Paris (awp/afp) – Préserver les droits d’auteur en négociant avec les plateformes : face aux besoins toujours croissants d’intelligence artificielle générative, le monde de l’édition commence également à contracter avec ses parties prenantes pour monétiser ses contenus.
Le grand éditeur américain HarperCollins vient de proposer à certains de ses auteurs un contrat avec une société d’intelligence artificielle (IA) – dont l’identité est confidentielle – permettant à cette dernière d’utiliser leurs ouvrages publiés pour entraîner son modèle d’intelligence artificielle générative.
Dans une lettre consultée par l’AFP, la société d’IA propose 2 500 dollars par livre sélectionné afin d’entraîner son modèle de langage (LLM) pendant une durée de trois ans.
Car pour pouvoir produire toutes sortes de contenus sur une simple requête dans le langage courant, les modèles d’IA générative doivent être alimentés par une quantité toujours croissante de données.
Contacté, l’éditeur a confirmé l’opération. “HarperCollins a conclu un accord avec une société de technologie d’intelligence artificielle pour permettre une utilisation limitée de certains titres (…) pour former des modèles d’IA, afin d’améliorer la qualité et les performances des modèles”, écrit-il.
La maison d’édition explique également que l’accord “encadre clairement la production de modèles respectueux du droit d’auteur”.
L’offre a cependant été différemment appréciée dans le secteur de l’édition, et des écrivains comme l’Américain Daniel Kibblesmith l’ont fortement déclinée : « Je le ferais probablement pour un milliard de dollars. Je le ferais pour une somme d’argent qui ne me demanderait plus de travailler, puisque c’est le but final de cette technologie », s’est indigné l’auteur sur le réseau social Bluesky.
Nouveaux matériaux
Si HarperCollins est à ce jour l’un des plus grands éditeurs à conclure ce type d’accord, ce n’est pas le premier. L’éditeur américain d’ouvrages scientifiques Wiley a donné accès « au contenu d’ouvrages académiques et professionnels publiés pour un usage spécifique dans les modèles de formation, pour 23 millions de dollars, à une grande entreprise technologique », a-t-il indiqué en mars de cette année, lors de la présentation de ses résultats financiers.

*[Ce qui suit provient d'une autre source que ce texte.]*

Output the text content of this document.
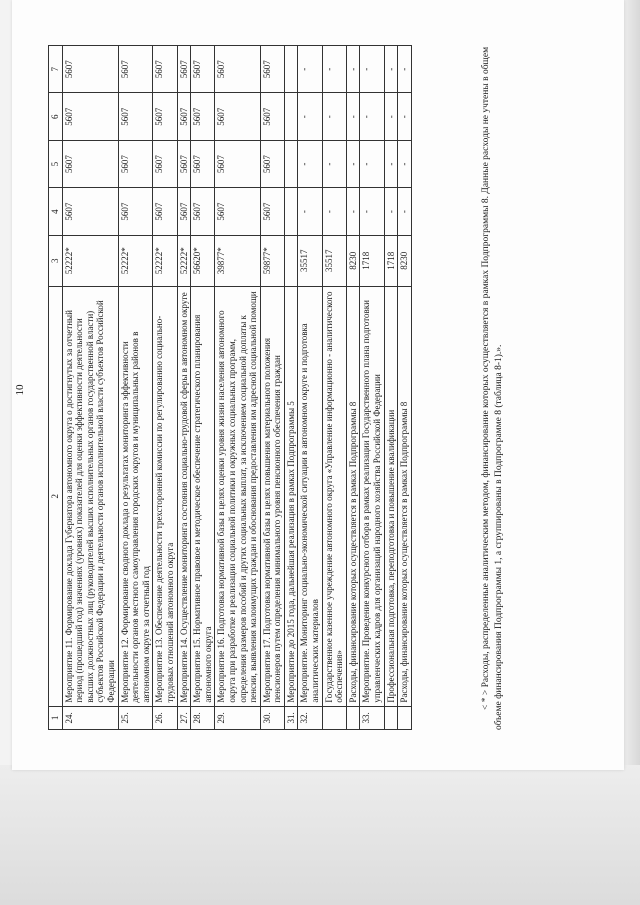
10
1	2	3	4	5	6	7
24.	Мероприятие 11. Формирование доклада Губернатора автономного округа о достигнутых за отчетный период (прошедший год) значениях (уровнях) показателей для оценки эффективности деятельности высших должностных лиц (руководителей высших исполнительных органов государственной власти) субъектов Российской Федерации и деятельности органов исполнительной власти субъектов Российской Федерации	52222*	5607	5607	5607	5607
25.	Мероприятие 12. Формирование сводного доклада о результатах мониторинга эффективности деятельности органов местного самоуправления городских округов и муниципальных районов в автономном округе за отчетный год	52222*	5607	5607	5607	5607
26.	Мероприятие 13. Обеспечение деятельности трехсторонней комиссии по регулированию социально-трудовых отношений автономного округа	52222*	5607	5607	5607	5607
27.	Мероприятие 14. Осуществление мониторинга состояния социально-трудовой сферы в автономном округе	52222*	5607	5607	5607	5607
28.	Мероприятие 15. Нормативное правовое и методическое обеспечение стратегического планирования автономного округа	56620*	5607	5607	5607	5607
29.	Мероприятие 16. Подготовка нормативной базы в целях оценки уровня жизни населения автономного округа при разработке и реализации социальной политики и окружных социальных программ, определения размеров пособий и других социальных выплат, за исключением социальной доплаты к пенсии, выявления малоимущих граждан и обоснования предоставления им адресной социальной помощи	39877*	5607	5607	5607	5607
30.	Мероприятие 17. Подготовка нормативной базы в целях повышения материального положения пенсионеров путем определения минимального уровня пенсионного обеспечения граждан	59877*	5607	5607	5607	5607
31.	Мероприятие до 2015 года, дальнейшая реализация в рамках Подпрограммы 5					
32.	Мероприятие. Мониторинг социально-экономической ситуации в автономном округе и подготовка аналитических материалов	35517	-	-	-	-
	Государственное казенное учреждение автономного округа «Управление информационно - аналитического обеспечения»	35517	-	-	-	-
	Расходы, финансирование которых осуществляется в рамках Подпрограммы 8	8230	-	-	-	-
33.	Мероприятие. Проведение конкурсного отбора в рамках реализации Государственного плана подготовки управленческих кадров для организаций народного хозяйства Российской Федерации	1718	-	-	-	-
	Профессиональная подготовка, переподготовка и повышение квалификации	1718	-	-	-	-
	Расходы, финансирование которых осуществляется в рамках Подпрограммы 8	8230	-	-	-	-	< * > Расходы, распределенные аналитическим методом, финансирование которых осуществляется в рамках Подпрограммы 8. Данные расходы не учтены в общем объеме финансирования Подпрограммы 1, а сгруппированы в Подпрограмме 8 (таблица 8-1).».
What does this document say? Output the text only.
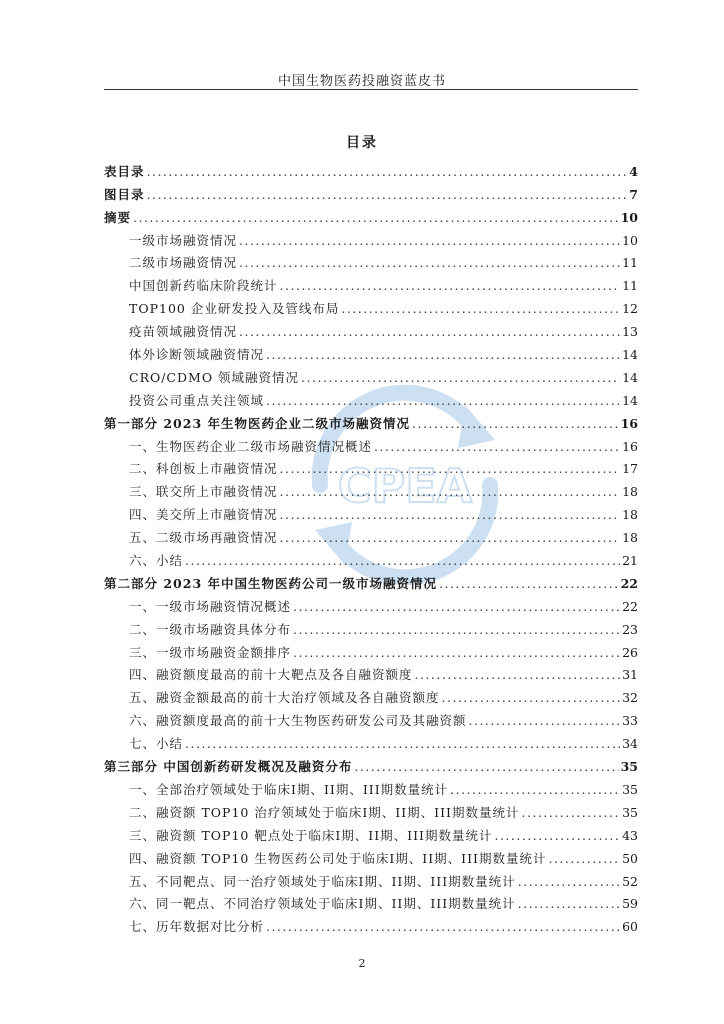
中国生物医药投融资蓝皮书
CPEA
目录
表目录 .....	4
图目录 .....	7
摘要 .....	10
一级市场融资情况 .....	10
二级市场融资情况 .....	11
中国创新药临床阶段统计 .....	11
TOP100 企业研发投入及管线布局 .....	12
疫苗领域融资情况 .....	13
体外诊断领域融资情况 .....	14
CRO/CDMO 领域融资情况 .....	14
投资公司重点关注领域 .....	14
第一部分 2023 年生物医药企业二级市场融资情况 .....	16
一、生物医药企业二级市场融资情况概述 .....	16
二、科创板上市融资情况 .....	17
三、联交所上市融资情况 .....	18
四、美交所上市融资情况 .....	18
五、二级市场再融资情况 .....	18
六、小结 .....	21
第二部分 2023 年中国生物医药公司一级市场融资情况 .....	22
一、一级市场融资情况概述 .....	22
二、一级市场融资具体分布 .....	23
三、一级市场融资金额排序 .....	26
四、融资额度最高的前十大靶点及各自融资额度 .....	31
五、融资金额最高的前十大治疗领域及各自融资额度 .....	32
六、融资额度最高的前十大生物医药研发公司及其融资额 .....	33
七、小结 .....	34
第三部分 中国创新药研发概况及融资分布 .....	35
一、全部治疗领域处于临床I期、II期、III期数量统计 .....	35
二、融资额 TOP10 治疗领域处于临床I期、II期、III期数量统计 .....	35
三、融资额 TOP10 靶点处于临床I期、II期、III期数量统计 .....	43
四、融资额 TOP10 生物医药公司处于临床I期、II期、III期数量统计 .....	50
五、不同靶点、同一治疗领域处于临床I期、II期、III期数量统计 .....	52
六、同一靶点、不同治疗领域处于临床I期、II期、III期数量统计 .....	59
七、历年数据对比分析 .....	60
2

Ce type de collaboration met en lumière les problèmes liés au développement de l’intelligence artificielle générative, qui s’entraîne sur d’immenses quantités de données collectées sur le web avec pour conséquence de potentielles violations des droits d’auteur.
Pour Giada Pistilli, responsable de l’éthique chez Hugging Face, plateforme franco-américaine d’IA en libre accès, cette annonce est une avancée, puisque le contenu des livres est monétisé. Mais elle regrette une marge de négociation limitée pour les auteurs.
“Ce que nous allons voir, c’est un mécanisme d’accords bilatéraux entre les entreprises de nouvelles technologies et les éditeurs ou détenteurs de droits d’auteur, alors qu’à mon avis, nous avons besoin d’une conversation plus large pour inclure un peu plus de parties prenantes”, dit-elle.
“On part de si loin”, commente Julien Chouraqui, le directeur juridique du Syndicat français de l’édition (SNE). “C’est un progrès : le fait qu’il y ait un accord signifie qu’il y a eu un dialogue et une volonté d’atteindre un équilibre entre l’utilisation des données sources, qui est soumise à des droits et qui va générer de la valeur”, dit-il.
Face à ces questions, les éditeurs de presse s’organisent également. Fin 2023, le quotidien américain The New York Times a lancé des poursuites contre OpenAI, créateur du logiciel ChatGPT, ainsi que Microsoft, son principal investisseur, pour violation de droits d’auteur. D’autres médias ont conclu des accords avec OpenAI.
Les entreprises technologiques n’auront peut-être plus d’autre choix pour améliorer leurs produits que de creuser en profondeur, d’autant plus qu’elles commencent à manquer de nouveaux matériaux pour alimenter leurs modèles.
La presse américaine rapportait récemment que les nouveaux modèles en développement semblent avoir atteint leurs limites, notamment chez Google, Anthropic et OpenAI.
« Sur Internet, vous collectez des contenus licites et illicites, et beaucoup de contenus piratés. Cela pose un problème juridique. Sans oublier le problème de la qualité des données”, observe Julien Chouraqui, du SNE : “si nous souhaitons le développement d’un marché sur des bases vertueuses, il faut donc impliquer tous les acteurs.”